I finished Conception II, and it was the most disappointing ending I could possibly imagine. I had maxed out the affection with all of the companions, and had spent most of my time focusing on Miss Cloe, because she was my favourite out of all of them (I also liked Fuuko and Narika, but the only character I really disliked was Serina, but that archetype seems to be quite popular in Japanese RPGs/Interactive Novels). I went through all of the stage interactions with them, repeatedly, and expected at some point by the end of the game I’d have to choose which one to settle on. And, much to my surprise, the game proceeded on and I ended up with the “no one likes you” ending, where you tag along with Clotz and Luce on their “date”. What, wait happened?
Well, it turns out that in order to actually get to choose who to go to the final festival with, you have to do the Classmating to advance their personal stories. While playing, I was wondering why those stories seemed to have stalled, but thought it might just be that they were pretty much at the end and so there wasn’t anything new. So why wasn’t I Classmating? Well, it uses bond points, and I had all the Star Children I wanted, the level of the city was reasonable, and I was using bond points to Mechunite to help me clear the dungeons so that I didn’t have to grind so much. This meant that I was grinding the individual story scenes — seeing the same ones over and over and over again — to build up bond points anyway; the last thing I wanted was to spend them on something that I didn’t need to do.
And so, because of that, I didn’t get the ending I wanted. In all fairness, I think this was something that I had known about when I was playing it the first time, and it was only the long lay off that made me forget this, and so end up with the ending I didn’t want. It was still disappointing, though.
However, this, to me, highlights the major and serious flaw in Conception II: its grinding. How did I get into this mess? I was trying to avoid grinding levels in dungeons, and so a) wanted to stick with the Star Children I had and b) wanted to use the Mechunite to allow me to survive encounters that I wouldn’t survive in a simple straight fight, including the boss fights. In order to do that, I had to consume bond points, but grinding bond points was easier for me than grinding dungeons, especially since I was always cash-strapped. But Classmating would have used those points and required me to grind that more, and the grinding of that simply wasn’t fun. Since I didn’t need the Star Children, it would have been grinding for no real reason, and so boring.
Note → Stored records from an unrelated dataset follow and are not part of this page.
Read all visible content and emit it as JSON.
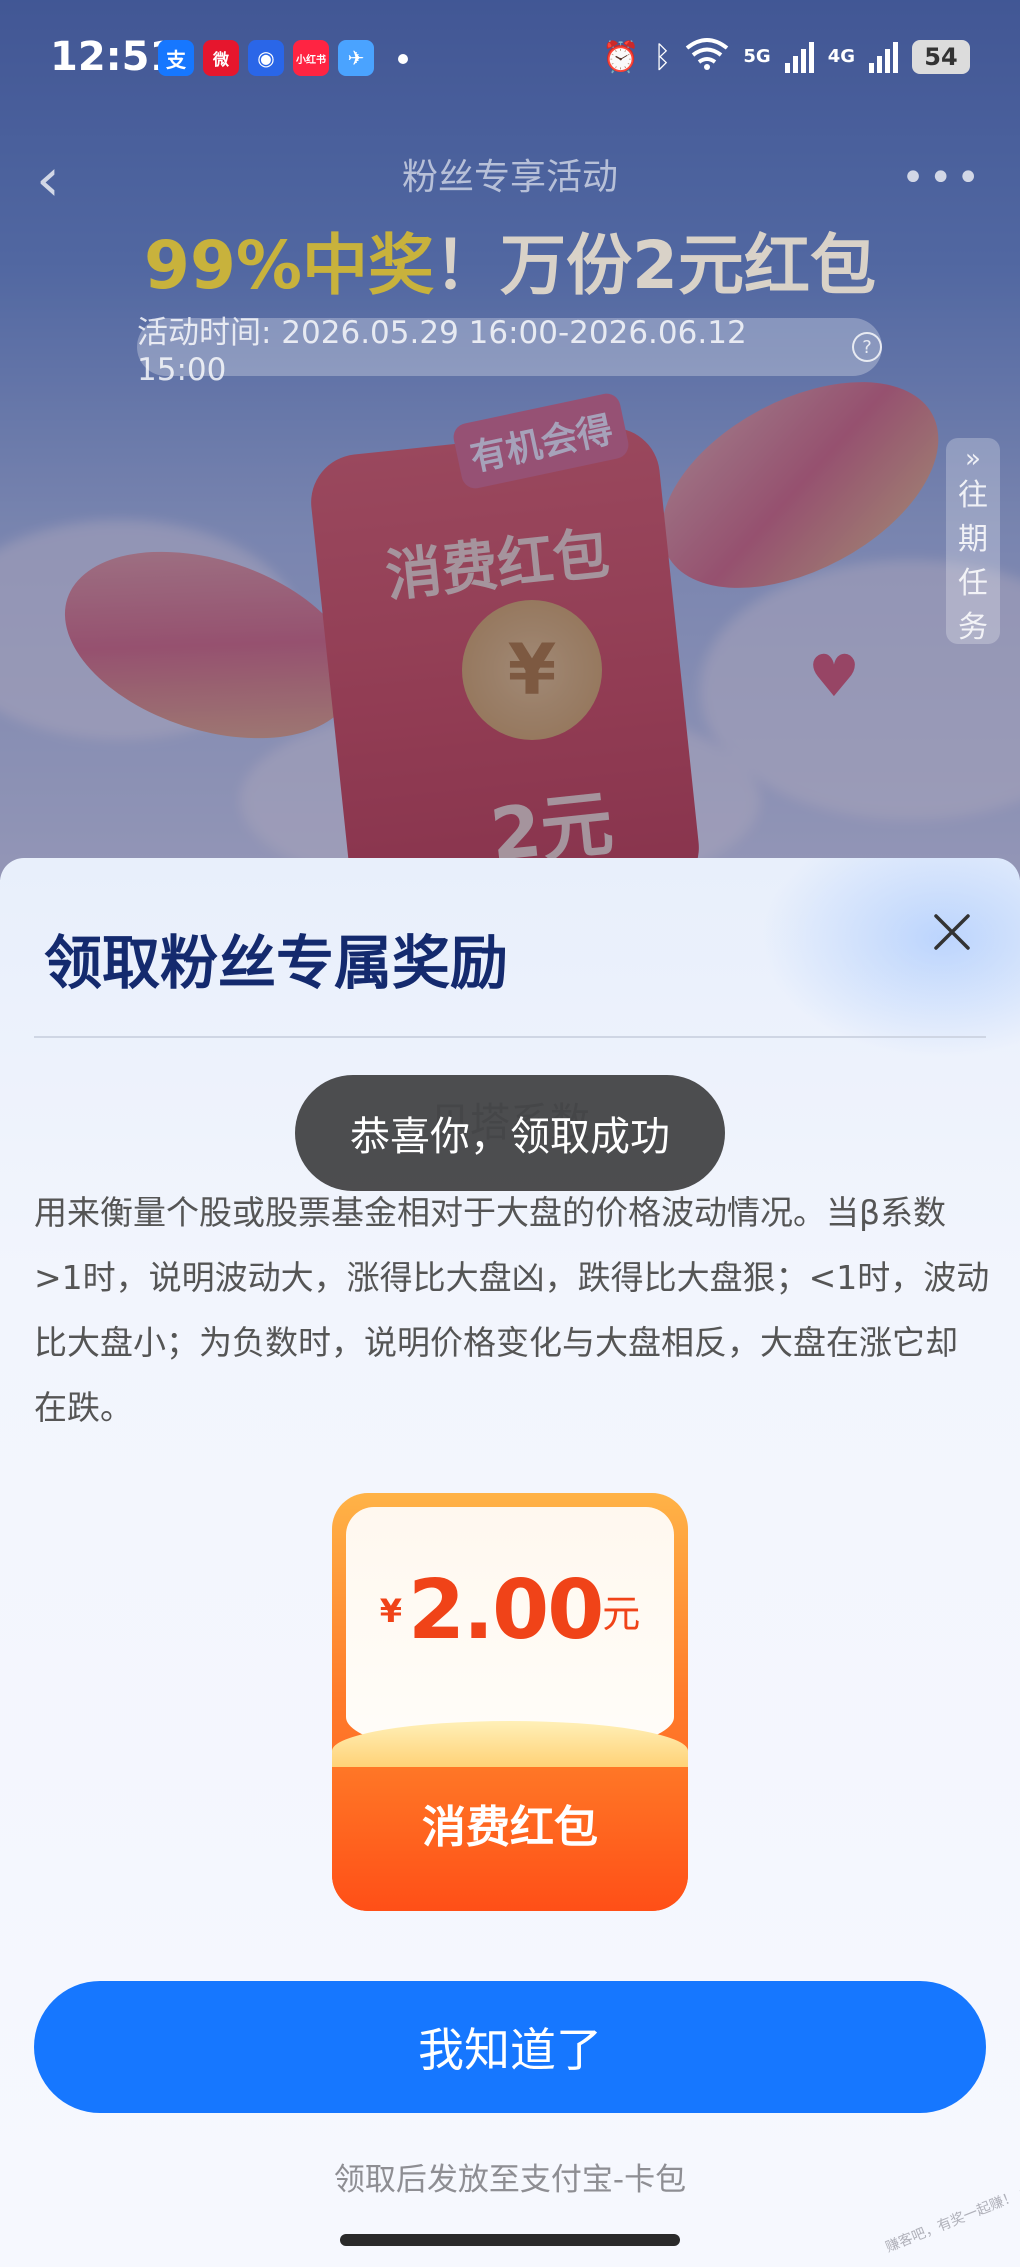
{
  "status_bar": {
    "time": "12:51",
    "apps": [
      {
        "name": "alipay-app-icon",
        "glyph": "支",
        "color": "#1677ff"
      },
      {
        "name": "weibo-app-icon",
        "glyph": "微",
        "color": "#e6162d"
      },
      {
        "name": "blue-circle-app-icon",
        "glyph": "◉",
        "color": "#2a66e8"
      },
      {
        "name": "xiaohongshu-app-icon",
        "glyph": "小红书",
        "color": "#ff2442"
      },
      {
        "name": "paper-plane-app-icon",
        "glyph": "✈",
        "color": "#4aa3ff"
      }
    ],
    "net_5g": "5G",
    "net_4g": "4G",
    "battery": "54"
  },
  "background": {
    "nav_title": "粉丝专享活动",
    "headline_highlight": "99%中奖",
    "headline_rest": "！万份2元红包",
    "activity_time": "活动时间: 2026.05.29 16:00-2026.06.12 15:00",
    "past_tasks": [
      "往",
      "期",
      "任",
      "务"
    ],
    "envelope_tag": "有机会得",
    "envelope_label": "消费红包",
    "envelope_amount": "2元",
    "coin_symbol": "¥"
  },
  "sheet": {
    "title": "领取粉丝专属奖励",
    "faded_heading": "贝塔系数",
    "description": "用来衡量个股或股票基金相对于大盘的价格波动情况。当β系数>1时，说明波动大，涨得比大盘凶，跌得比大盘狠；<1时，波动比大盘小；为负数时，说明价格变化与大盘相反，大盘在涨它却在跌。",
    "coupon": {
      "currency": "¥",
      "amount": "2.00",
      "unit": "元",
      "type": "消费红包"
    },
    "ok_button": "我知道了",
    "footnote": "领取后发放至支付宝-卡包"
  },
  "toast": "恭喜你，领取成功",
  "watermark": "赚客吧，有奖一起赚！ www.zuanke8.com",
  "colors": {
    "primary_button": "#1677ff",
    "sheet_title": "#142a6e",
    "coupon_amount": "#f04318"
  }
}
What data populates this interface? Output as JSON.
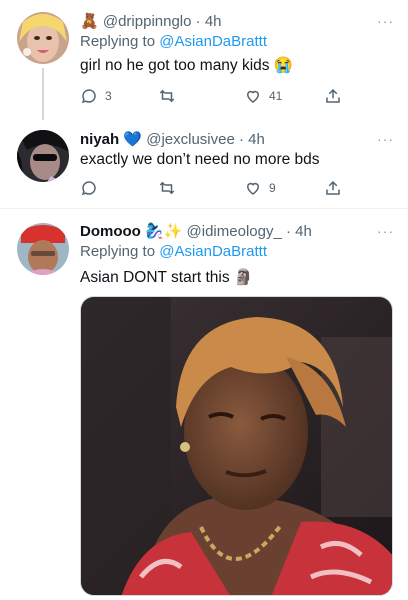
{
  "tweets": [
    {
      "author_emoji": "🧸",
      "handle": "@drippinnglo",
      "time": "· 4h",
      "replying_prefix": "Replying to",
      "replying_to": "@AsianDaBrattt",
      "text": "girl no he got too many kids",
      "text_emoji": "😭",
      "replies": "3",
      "retweets": "",
      "likes": "41"
    },
    {
      "name": "niyah",
      "name_emoji": "💙",
      "handle": "@jexclusivee",
      "time": "· 4h",
      "text": "exactly we don’t need no more bds",
      "replies": "",
      "retweets": "",
      "likes": "9"
    },
    {
      "name": "Domooo",
      "name_emoji": "🧞‍♀️✨",
      "handle": "@idimeology_",
      "time": "· 4h",
      "replying_prefix": "Replying to",
      "replying_to": "@AsianDaBrattt",
      "text": "Asian DONT start this",
      "text_emoji": "🗿"
    }
  ],
  "more_label": "···",
  "colors": {
    "accent": "#1d9bf0",
    "secondary_text": "#536471",
    "verified_heart": "#1d7cf0"
  }
}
Ultimately, then, too much of the game is spent trying to reduce how much you grind, or grinding, which is not fun.
Which is a shame, because the characters are interesting, and their stories and reactions are worth exploring. Compared to Akiba’s Trip, the character stories and personalities are deeper and more interesting, and the plot is more involved and entertaining. Conception II should just be a better game than Akiba’s Trip, but I don’t like it as much, because the grinding is just too much for me. Which is a shame.
Ultimately, my conclusion is if they can tighten up the main story and remove a lot of the grinding, then they’d have a worthy competitor to the Personas. They can even keep the lighter tone and the more goofy interactions, as long as they stop breaking the mood by starting a very, very serious scene and then trashing that with an utterly ridiculous statement. The game is juvenile, but if they weave that better through the game it could be very entertaining. But with the grinding as it is, the game is okay, but not really worth playing over and over again.
I don’t know if I’ll ever play out the remaining stories. On a restart and load you can start late in the game, so that you don’t have too much left to do, and so hopefully be able to experience each story with a minimum of grinding … but the final battles weren’t fun for me, and the grinding you have to do is also not fun, so I think I’ll pass. Ultimately, Conception II is a bunch of decent ideas killed by gameplay that’s far too grindy to be truly entertaining.